Top, left to right: Zh. Traykov – assistant coach, St. Staykov, K. Milanov, M. Gaydarsky, T. Dzhefersky, D. Zhechev, D. Doychinov – coach, K. Ivkov, P. Panov, I. Tronkov, G. Tzvetkov, B. Mikhaylov, Al. Kostov – assistant coach.Bottom: Tzv. Vesselinov, St. Pavlov, Iv. Stoyanov, G. Dobrev, G. Kamensky, Ch. Trifonov, G. Todorov, St. Aladzhov, V. Voynov, V. Mitkov.
Levsky-Spartak posing with the trophy – their 12th title. The strength of the team was its constancy: Staykov last; Gaydarsky – Zhechev – Ivkov – Aladzov in defnce; Stoyanov – Pavlov – Panov in midfield; and Vesselinov – Milanov – Voynov in attack. The left winger Mitkov normally came in the second half, providing variety, for Voynov moved to his usual right wing position when Mitkov stepped in. The reserves were experienced and strong players – Biser Mikhaylov (goalkeeper), Todorov (defense), Tzvetkov (centre forward). At least that was the case in the fall. The rest of the squad was rarely used and mostly in the spring. With the exception of Todorov everybody else of the above played at one or another time for the national team.

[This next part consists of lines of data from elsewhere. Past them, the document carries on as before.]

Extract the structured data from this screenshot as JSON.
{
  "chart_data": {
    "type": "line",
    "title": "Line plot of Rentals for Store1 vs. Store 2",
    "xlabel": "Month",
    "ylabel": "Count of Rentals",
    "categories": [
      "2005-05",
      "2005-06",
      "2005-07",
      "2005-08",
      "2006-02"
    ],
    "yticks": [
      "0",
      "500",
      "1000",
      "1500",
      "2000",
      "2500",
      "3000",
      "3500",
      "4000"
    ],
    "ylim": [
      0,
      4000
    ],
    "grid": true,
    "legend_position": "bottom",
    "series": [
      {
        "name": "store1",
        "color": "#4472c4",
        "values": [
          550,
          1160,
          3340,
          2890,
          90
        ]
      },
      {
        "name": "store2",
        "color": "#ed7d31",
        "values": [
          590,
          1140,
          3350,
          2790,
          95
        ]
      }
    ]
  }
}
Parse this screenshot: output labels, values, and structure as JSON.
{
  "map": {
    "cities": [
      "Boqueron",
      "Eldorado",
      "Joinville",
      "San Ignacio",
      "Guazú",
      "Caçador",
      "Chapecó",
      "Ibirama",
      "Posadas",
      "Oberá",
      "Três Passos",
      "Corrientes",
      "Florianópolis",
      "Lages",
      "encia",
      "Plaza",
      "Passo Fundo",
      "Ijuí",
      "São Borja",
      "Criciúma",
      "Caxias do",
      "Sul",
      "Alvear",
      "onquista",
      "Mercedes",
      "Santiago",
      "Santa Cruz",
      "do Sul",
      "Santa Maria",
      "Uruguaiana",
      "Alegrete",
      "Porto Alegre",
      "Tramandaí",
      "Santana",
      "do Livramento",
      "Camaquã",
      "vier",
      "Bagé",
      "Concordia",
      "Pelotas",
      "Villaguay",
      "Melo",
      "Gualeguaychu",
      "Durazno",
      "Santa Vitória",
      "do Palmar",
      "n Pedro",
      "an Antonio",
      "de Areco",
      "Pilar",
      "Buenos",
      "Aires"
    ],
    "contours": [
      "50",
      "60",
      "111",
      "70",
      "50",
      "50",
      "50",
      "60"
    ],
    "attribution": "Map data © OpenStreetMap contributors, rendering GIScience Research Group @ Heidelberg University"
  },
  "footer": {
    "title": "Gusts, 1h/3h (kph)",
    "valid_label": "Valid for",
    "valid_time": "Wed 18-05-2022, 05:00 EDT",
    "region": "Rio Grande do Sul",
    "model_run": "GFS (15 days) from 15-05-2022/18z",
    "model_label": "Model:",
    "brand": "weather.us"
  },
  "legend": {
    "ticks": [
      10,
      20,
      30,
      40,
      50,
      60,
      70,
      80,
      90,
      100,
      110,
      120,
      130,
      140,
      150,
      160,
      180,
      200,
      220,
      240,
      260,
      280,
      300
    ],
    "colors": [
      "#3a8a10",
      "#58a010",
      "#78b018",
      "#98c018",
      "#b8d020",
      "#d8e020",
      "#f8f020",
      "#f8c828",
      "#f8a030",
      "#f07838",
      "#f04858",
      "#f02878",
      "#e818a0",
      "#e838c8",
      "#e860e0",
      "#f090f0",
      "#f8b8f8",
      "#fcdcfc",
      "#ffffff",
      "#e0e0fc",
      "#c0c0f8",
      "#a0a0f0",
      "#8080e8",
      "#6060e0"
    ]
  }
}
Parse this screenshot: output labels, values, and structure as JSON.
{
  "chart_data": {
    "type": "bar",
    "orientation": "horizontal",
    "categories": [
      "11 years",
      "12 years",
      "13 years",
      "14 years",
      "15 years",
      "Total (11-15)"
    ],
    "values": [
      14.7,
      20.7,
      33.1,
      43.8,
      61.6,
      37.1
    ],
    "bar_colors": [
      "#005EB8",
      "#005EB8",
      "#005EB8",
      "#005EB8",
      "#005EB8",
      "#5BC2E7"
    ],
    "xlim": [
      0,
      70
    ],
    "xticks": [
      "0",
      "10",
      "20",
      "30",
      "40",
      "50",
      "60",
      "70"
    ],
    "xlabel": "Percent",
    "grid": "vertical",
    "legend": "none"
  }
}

The Cup final was played unusually late – in August, just before the beginning of the new season – because of the World Cup. Thus, the selections were those for 1974-75 season, CSKA particularly introducing new players. CSKA and Levsky-Spartak met and CSKA won 2-1 in extra time. The regular time produced 1-1 tie. It was small consolation for CSKA – the ‘silver’ generation was over the hill and the so far cosmetic changes of the squad did not hide the problems of an aging team.